O Ceará perdeu um dos maiores investimentos privados da história, com a saída do projeto termelétrica Portocem da Zona de Processamento de Exportação (ZPE) em São Gonçalo do Amarante, na Região Metropolitana de Fortaleza. A notícia surpreendeu negativamente e gerou questionamentos sobre as razões da desistência, após longo trâmite e negociação envolvendo R$ 4,7 bilhões.
Para especialistas, não faltou uma ambiência de negócios favorável por parte do Estado, mas questões contratuais e de planejamento inviabilizaram a concretização da usina a gás.
O diretor de regulação do Sindicato das Indústrias de Energia e de Serviços do Setor Elétrico do Estado (Sindienergia), Bernardo Viana, explica que a Ceiba Energy, proprietária do empreendimento, desistiu da instalação porque a petrolífera Shell não forneceria mais Gás Natural Liquefeito (GNL).
“Embora houvesse um acordo, era num formato de contrato não vinculante para o fornecimento de gás. Buscaram ganhar o leilão, tirar o licenciamento e toda a burocracia necessária para o projeto, mas não amarraram contratualmente o fornecedor da matéria-prima”, lista.
“Do ponto de vista da ambiência de negócios, eu não vejo haver culpa da nossa infraestrutura ou da nossa situação, foi mais uma relação entre duas empresas, que falhou e, evidentemente, afetou a geração de empregos e investimentos para o Estado”, completa.
O equipamento teria capacidade de 1.572 MW e iria abrir 1,7 mil postos de trabalho. A estrutura da Portocem será transferida para o Pará e Santa Catarina, onde há instalações de gás natural para abastecê-la.
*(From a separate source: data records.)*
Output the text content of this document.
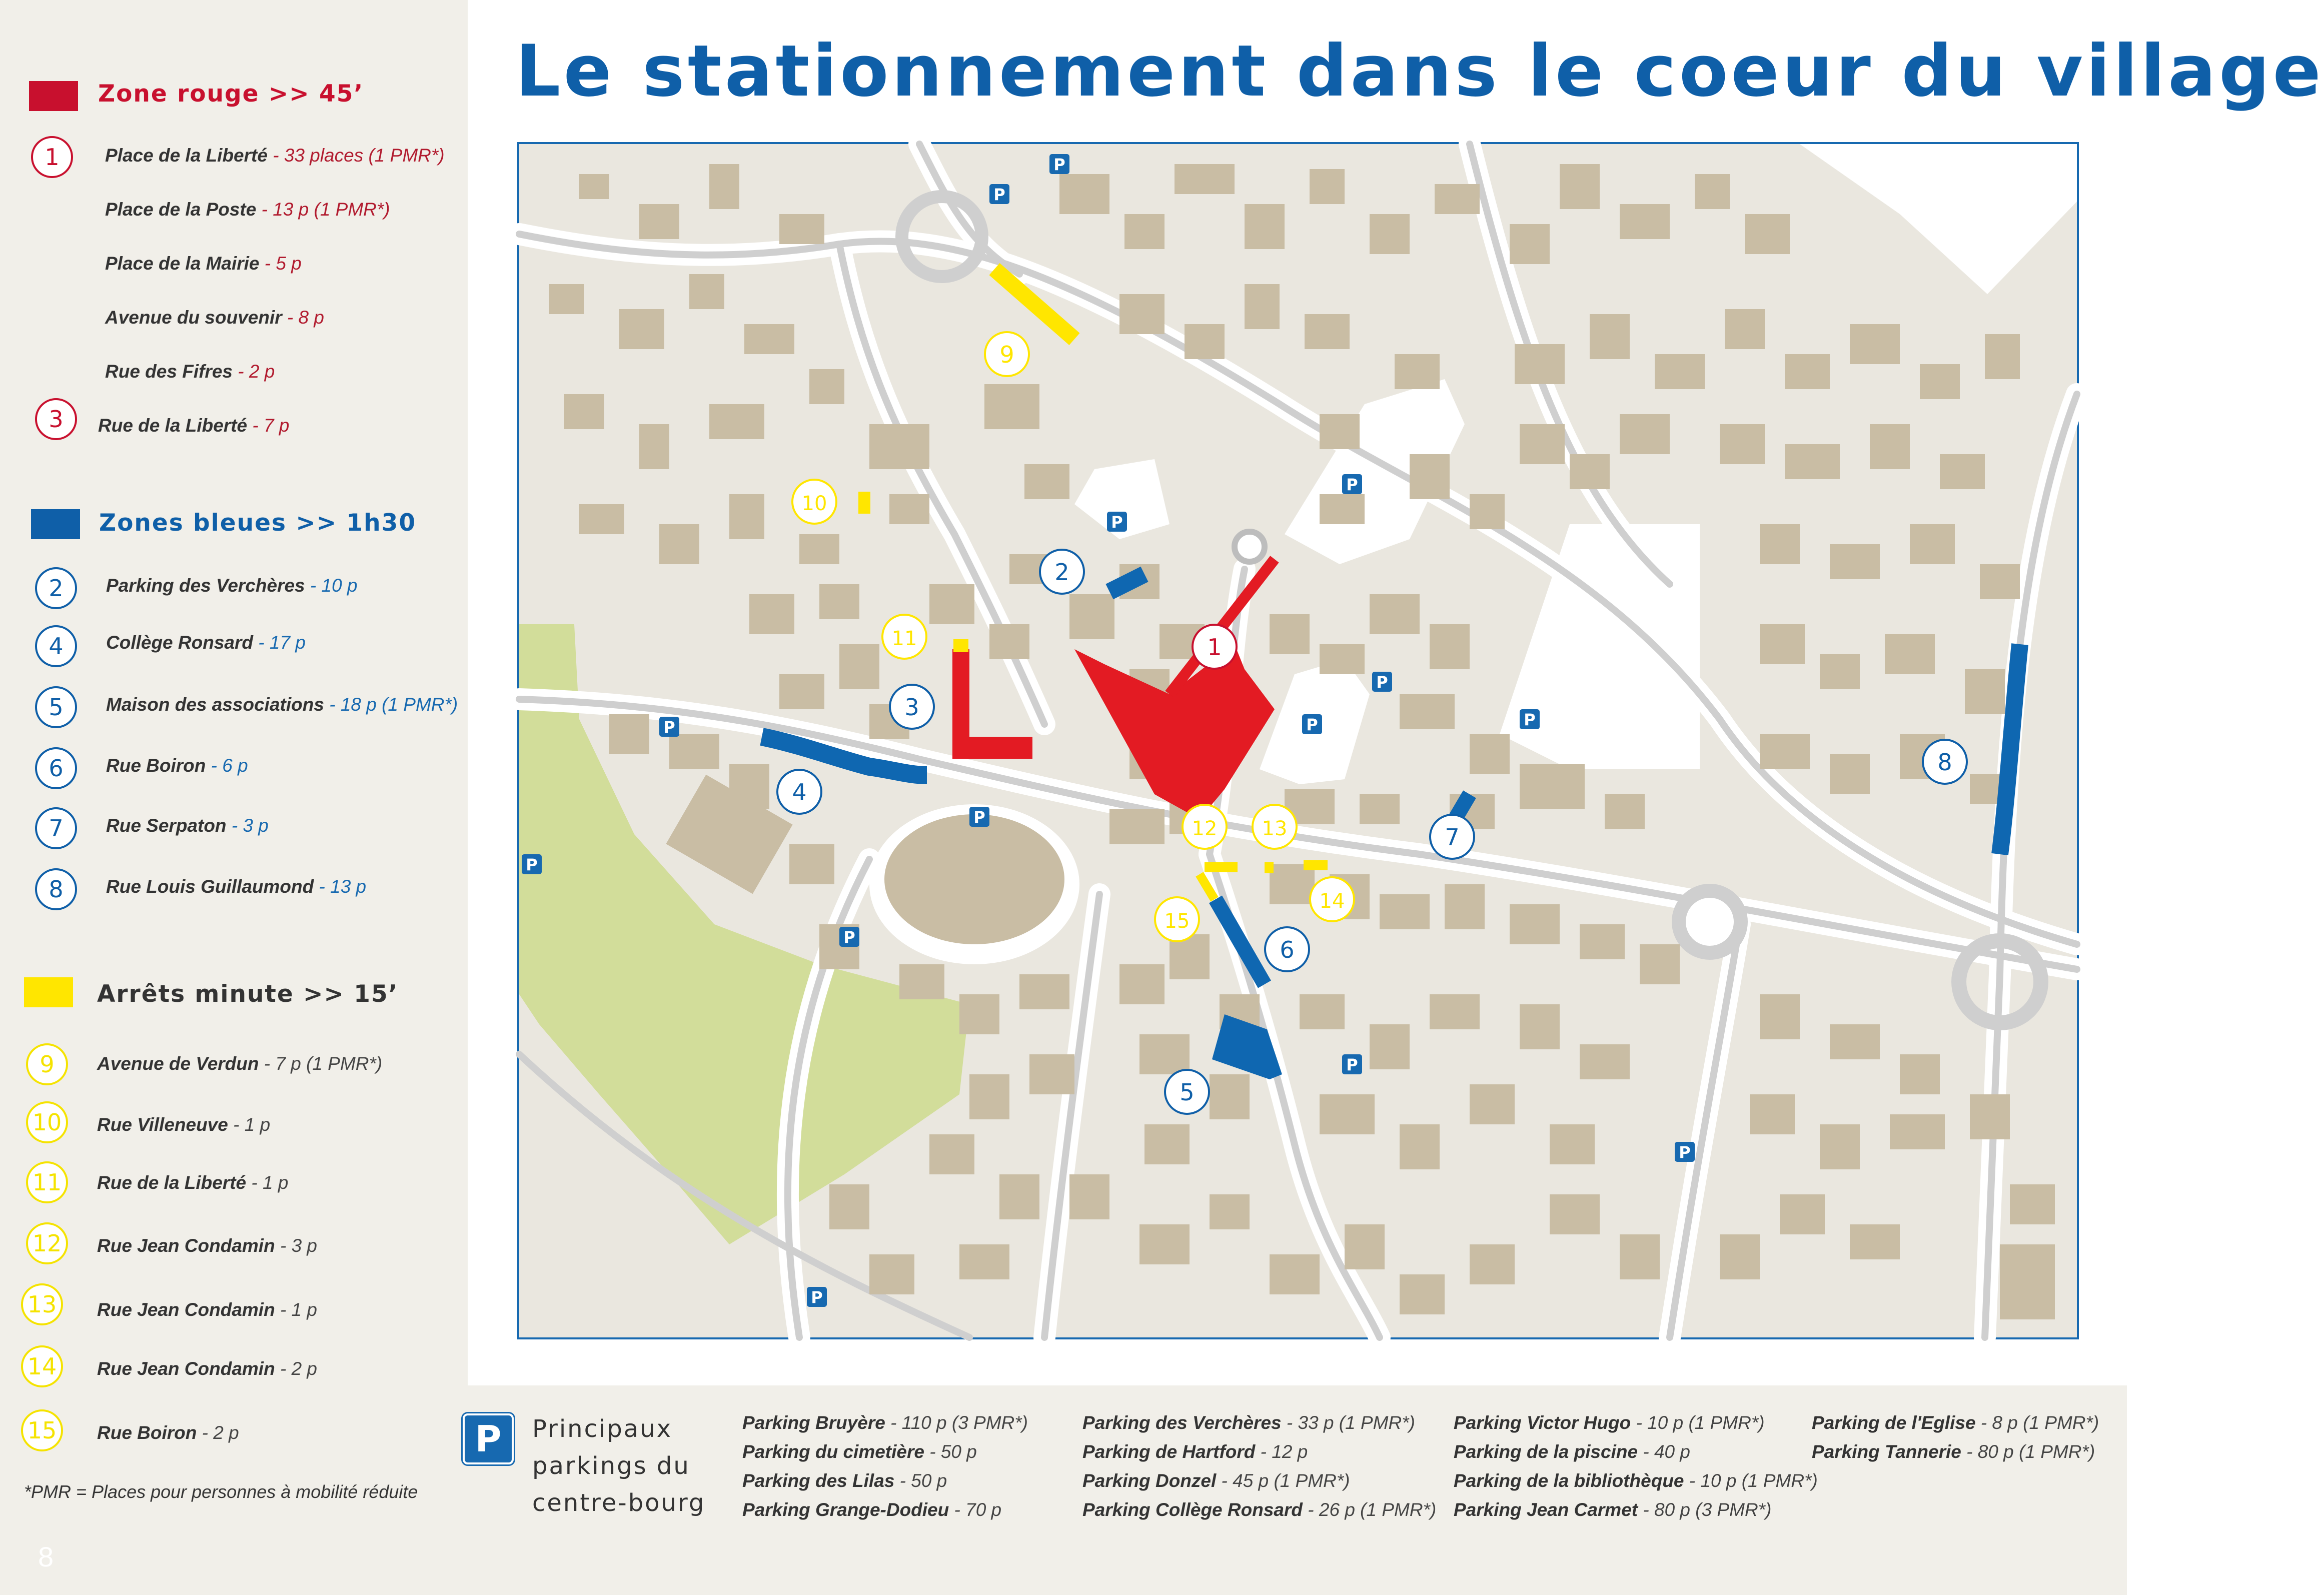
Le stationnement dans le coeur du village
Zone rouge >> 45’
1	Place de la Liberté - 33 places (1 PMR*)
Place de la Poste - 13 p (1 PMR*)
Place de la Mairie - 5 p
Avenue du souvenir - 8 p
Rue des Fifres - 2 p
3	Rue de la Liberté - 7 p
Zones bleues >> 1h30
2	Parking des Verchères - 10 p
4	Collège Ronsard - 17 p
5	Maison des associations - 18 p (1 PMR*)
6	Rue Boiron - 6 p
7	Rue Serpaton - 3 p
8	Rue Louis Guillaumond - 13 p
Arrêts minute >> 15’
9	Avenue de Verdun - 7 p (1 PMR*)
10	Rue Villeneuve - 1 p
11	Rue de la Liberté - 1 p
12	Rue Jean Condamin - 3 p
13	Rue Jean Condamin - 1 p
14	Rue Jean Condamin - 2 p
15	Rue Boiron - 2 p
*PMR = Places pour personnes à mobilité réduite
8
P
P
P
P
P
P	P
P
P
P
P
P
P
P
1
2
3
4
5
6
7
8
9
10
11
12 13
14
15
P	Principaux
parkings du
centre-bourg
Parking Bruyère - 110 p (3 PMR*)
Parking du cimetière - 50 p
Parking des Lilas - 50 p
Parking Grange-Dodieu - 70 p
Parking des Verchères - 33 p (1 PMR*)
Parking de Hartford - 12 p
Parking Donzel - 45 p (1 PMR*)
Parking Collège Ronsard - 26 p (1 PMR*)
Parking Victor Hugo - 10 p (1 PMR*)
Parking de la piscine - 40 p
Parking de la bibliothèque - 10 p (1 PMR*)
Parking Jean Carmet - 80 p (3 PMR*)
Parking de l'Eglise - 8 p (1 PMR*)
Parking Tannerie - 80 p (1 PMR*)
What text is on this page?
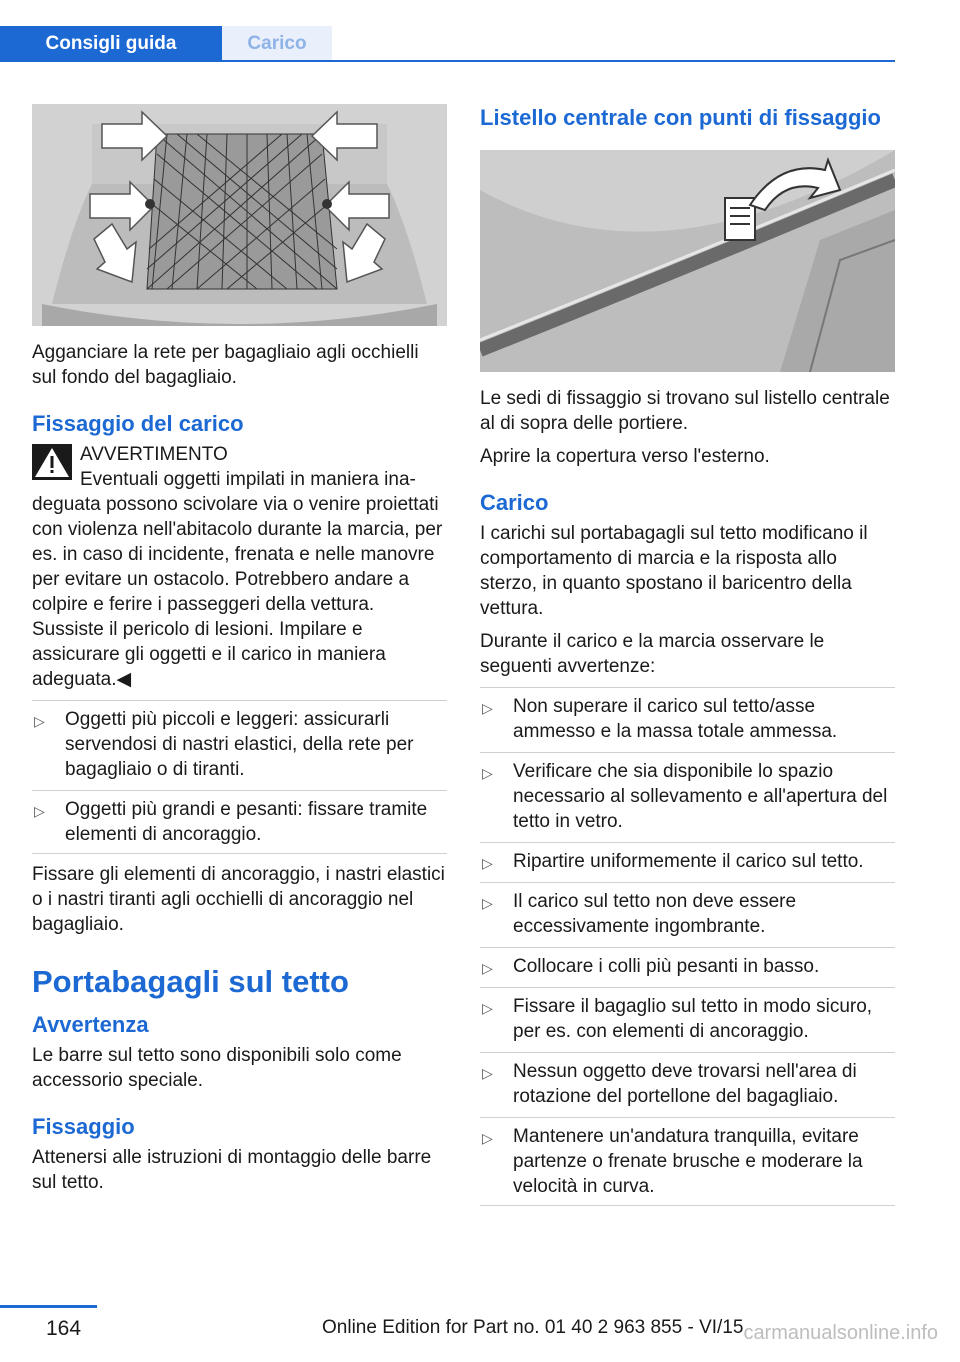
Consigli guida	Carico

Agganciare la rete per bagagliaio agli occhielli sul fondo del bagagliaio.

Fissaggio del carico
AVVERTIMENTO
Eventuali oggetti impilati in maniera ina-

deguata possono scivolare via o venire proiettati con violenza nell'abitacolo durante la marcia, per es. in caso di incidente, frenata e nelle manovre per evitare un ostacolo. Potrebbero andare a colpire e ferire i passeggeri della vettura. Sussiste il pericolo di lesioni. Impilare e assicurare gli oggetti e il carico in maniera adeguata.◀

▷ Oggetti più piccoli e leggeri: assicurarli servendosi di nastri elastici, della rete per bagagliaio o di tiranti.
▷ Oggetti più grandi e pesanti: fissare tramite elementi di ancoraggio.

Fissare gli elementi di ancoraggio, i nastri elastici o i nastri tiranti agli occhielli di ancoraggio nel bagagliaio.

Portabagagli sul tetto
Avvertenza

Le barre sul tetto sono disponibili solo come accessorio speciale.

Fissaggio

Attenersi alle istruzioni di montaggio delle barre sul tetto.

Listello centrale con punti di fissaggio

Le sedi di fissaggio si trovano sul listello centrale al di sopra delle portiere.

Aprire la copertura verso l'esterno.

Carico

I carichi sul portabagagli sul tetto modificano il comportamento di marcia e la risposta allo sterzo, in quanto spostano il baricentro della vettura.

Durante il carico e la marcia osservare le seguenti avvertenze:

▷ Non superare il carico sul tetto/asse ammesso e la massa totale ammessa.
▷ Verificare che sia disponibile lo spazio necessario al sollevamento e all'apertura del tetto in vetro.
▷ Ripartire uniformemente il carico sul tetto.
▷ Il carico sul tetto non deve essere eccessivamente ingombrante.
▷ Collocare i colli più pesanti in basso.
▷ Fissare il bagaglio sul tetto in modo sicuro, per es. con elementi di ancoraggio.
▷ Nessun oggetto deve trovarsi nell'area di rotazione del portellone del bagagliaio.
▷ Mantenere un'andatura tranquilla, evitare partenze o frenate brusche e moderare la velocità in curva.
164	Online Edition for Part no. 01 40 2 963 855 - VI/15 carmanualsonline.info
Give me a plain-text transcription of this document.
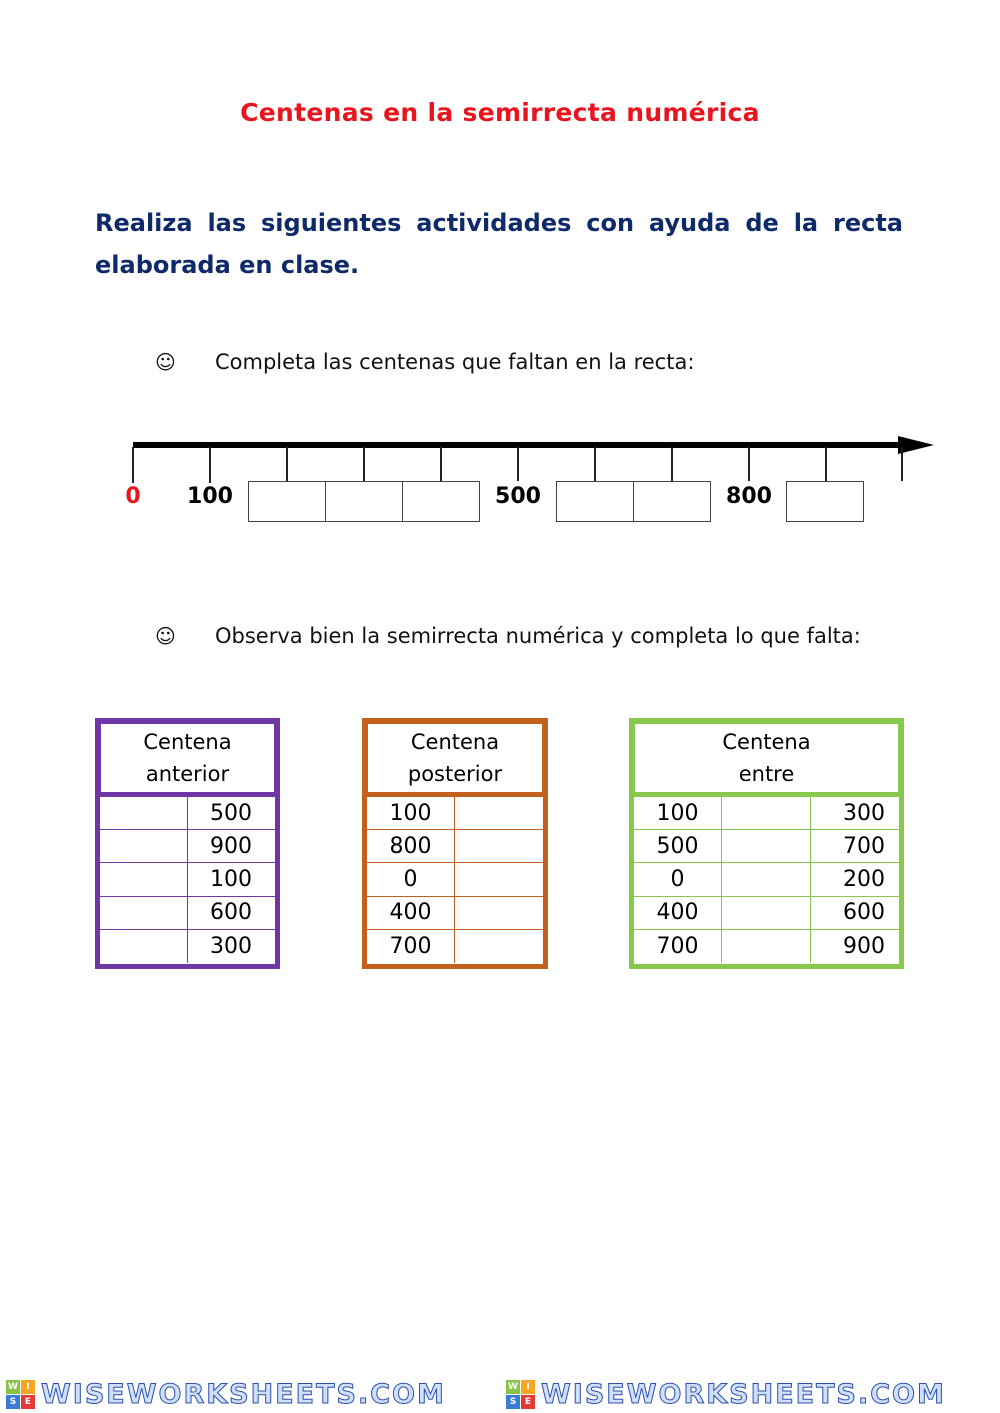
Centenas en la semirrecta numérica
Realiza las siguientes actividades con ayuda de la recta elaborada en clase.
☺	Completa las centenas que faltan en la recta:
0 100	500	800
☺	Observa bien la semirrecta numérica y completa lo que falta:
Centena
anterior
500
900
100
600
300
Centena
posterior
100
800
0
400
700
Centena
entre
100	300
500	700
0	200
400	600
700	900
W I
S E WISEWORKSHEETS.COM	W I
S E WISEWORKSHEETS.COM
Entenda como era o projeto
O que era a Portocem?
O que acontecerá a partir de agora?
Fatores externos e planejamento
O economista e membro da Academia Cearense de Economia (Ace), Célio Fernando Bezerra Melo, avalia que o Ceará tem diferenciais competitivos para a atrair e reverter fuga de investimentos, como localização geográfica, educação tecnológica para a formação de mão de obra qualificada e segurança jurídica.
Ele cita, por exemplo, o reconhecimento no projeto de Revisão por Pares (Peer Review) da Organização para a Cooperação e Desenvolvimento Econômico (OCDE). Em 2023, o programa avaliou políticas voltadas para melhorar a governança regulatória de cidades e unidades federativas.
“Só dois estados participaram: o Ceará e Minas Gerais. Portanto, sobre a nossa ambiência, estamos bem, mas há incertezas que mexem com essa estrutura, como a questão geopolítica”, destaca.
“A Portocem dependeria do gás da Shell para funcionar, mas, naquele momento, houve a guerra na Ucrânia, ocasionando uma maior demanda da matéria-prima para a Europa e alterando o fornecimento para o projeto”, pondera, acrescentando ser necessário um plano de contingência para lidar com conflitos externos.
Célio observa que as termelétricas (mais caras e mais poluentes) são usadas para suprir as intermitências e problemas na matriz energética, enquanto há o desafio da descarbonização da economia. Nesse contexto, é crucial reavaliar aspectos estruturais e se preparar.
“A situação (da saída do investimento) pode ser revertida, a depender da proatividade. Perder agora não significa perder durante o ano. Agora é traçar um plano de objetivos de médio e longo prazos para o Ceará, vendo as questões das energias renováveis, transição energética, como seria o abastecimento de gás e a demanda do própria Companhia Siderúrgica do Pecém”, analisa.
Como virar o jogo
O Complexo do Pecém (Cipp S/A) informou que o projeto da Portocem não terá mais continuidade como foi concebido inicialmente, mas o pré-contrato com a ZPE Ceará será mantido, “buscando outra configuração viável nos próximos leilões de energia”.
O Cipp, no entanto, não deu mais esclarecimentos sobre essa negociação, e a Portocem disse “não ter nada a declarar”. A Secretaria de Desenvolvimento do Estado (SDE) também não disponibilizou fonte nem comentou sobre como está trabalhando para reverter a perda desse investimento.
Para o economista Célio Fernando, o Ceará “deve continuar na luta e se readaptar", sendo a velocidade da adaptação fundamental para obter êxito na captura de investimentos.
O diretor de regulação do Sindienergia, Bernardo Viana, aponta que o pré-contrato mantém a área estudada e investida no radar da Ceiba Energy. “Trata-se de uma empresa muito grande, com capital estrangeiro. Eles podem estar vislumbrando o hub do hidrogênio verde. Na nossa visão, cabe agora ao Estado transformar esse limão em limonada”, frisa.